The Common Declaration by Pope Paul VI and the Archbishop of Canterbury Dr Michael Ramsey
Rome, Saint Paul Outside the Walls, 24 March 1966
In this city of Rome, from which Saint Augustine was sent by Saint Gregory to England and there founded the cathedral see of Canterbury, towards which the eyes of all Anglicans now turn as the centre of their Christian Communion, His Holiness Pope Paul VI and His Grace Michael Ramsey, Archbishop of Canterbury, representing the Anglican Communion, have met to exchange fraternal greetings.
At the conclusion of their meeting they give thanks to Almighty God Who by the action of the Holy Spirit has in these latter years created a new atmosphere of Christian fellowship between the Roman Catholic Church and the Churches of the Anglican Communion.
This encounter of the 23 March 1966 marks a new stage in the development of fraternal relations, based upon Christian charity, and of sincere efforts to remove the causes of conflict and to re-establish unity.
In willing obedience to the command of Christ who bade His disciples love one another, they declare that, with His help, they wish to leave in the hands of the God of mercy all that in the past has been opposed to this precept of charity, and that they make their own the mind of the Apostle which he expressed in these words: ‘Forgetting those things which are behind, and reaching forth unto those things which are before, I press towards the mark for the prize of the high calling of God in Christ Jesus’ (Phil 3:13-14).

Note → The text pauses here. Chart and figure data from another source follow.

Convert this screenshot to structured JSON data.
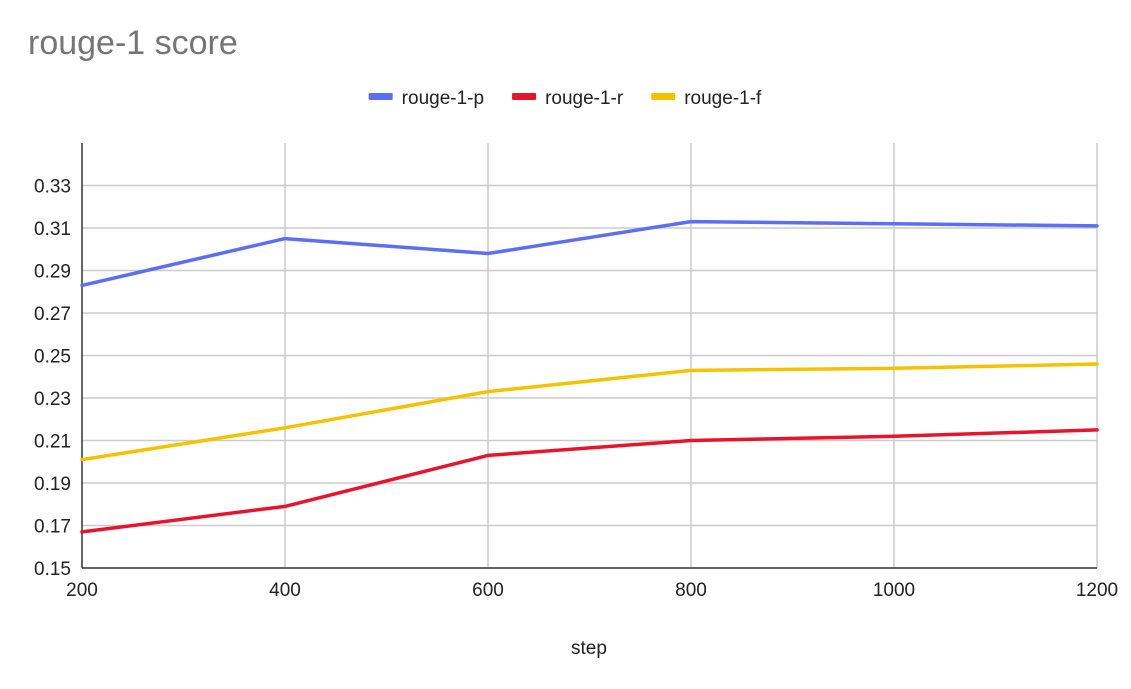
{
  "chart_data": {
    "type": "line",
    "title": "rouge-1 score",
    "xlabel": "step",
    "ylabel": "",
    "x": [
      200,
      400,
      600,
      800,
      1000,
      1200
    ],
    "xlim": [
      200,
      1200
    ],
    "ylim": [
      0.15,
      0.35
    ],
    "x_ticks": [
      "200",
      "400",
      "600",
      "800",
      "1000",
      "1200"
    ],
    "y_ticks": [
      "0.15",
      "0.17",
      "0.19",
      "0.21",
      "0.23",
      "0.25",
      "0.27",
      "0.29",
      "0.31",
      "0.33"
    ],
    "grid": true,
    "legend_position": "top-center",
    "series": [
      {
        "name": "rouge-1-p",
        "color": "#5b6ef5",
        "values": [
          0.283,
          0.305,
          0.298,
          0.313,
          0.312,
          0.311
        ]
      },
      {
        "name": "rouge-1-r",
        "color": "#e8142b",
        "values": [
          0.167,
          0.179,
          0.203,
          0.21,
          0.212,
          0.215
        ]
      },
      {
        "name": "rouge-1-f",
        "color": "#f5c200",
        "values": [
          0.201,
          0.216,
          0.233,
          0.243,
          0.244,
          0.246
        ]
      }
    ]
  }
}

They affirm their desire that all those Christians who belong to these two Communions may be animated by these same sentiments of respect, esteem and fraternal love, and in order to help these develop to the full, they intend to inaugurate between the Roman Catholic Church and the Anglican Communion a serious dialogue which, founded on the Gospels and on the ancient common traditions, may lead to that unity in truth, for which Christ prayed.
The dialogue should include not only theological matters such as Scripture, Tradition and Liturgy, but also matters of practical difficulty felt on either side. His Holiness the Pope and His Grace the Archbishop of Canterbury are, indeed, aware that serious obstacles stand in the way of a restoration of complete communion of faith and sacramental life; nevertheless, they are of one mind in their determination to promote responsible contacts between their Communions in all those spheres of Church life where collaboration is likely to lead to a greater understanding and a deeper charity, and to strive in common to find solutions for all the great problems that face those who believe in Christ in the world of today.
Through such collaboration, by the Grace of God the Father and in the light of the Holy Spirit, may the prayer of Our Lord Jesus Christ for unity among His disciples be brought nearer to fulfilment, and with progress towards unity may there be a strengthening of peace in the world, the peace that only He can grant who give ‘the peace that passeth all understanding’, together with the blessing of Almighty God, Father, Son and Holy Spirit, that it may abide with all men for ever.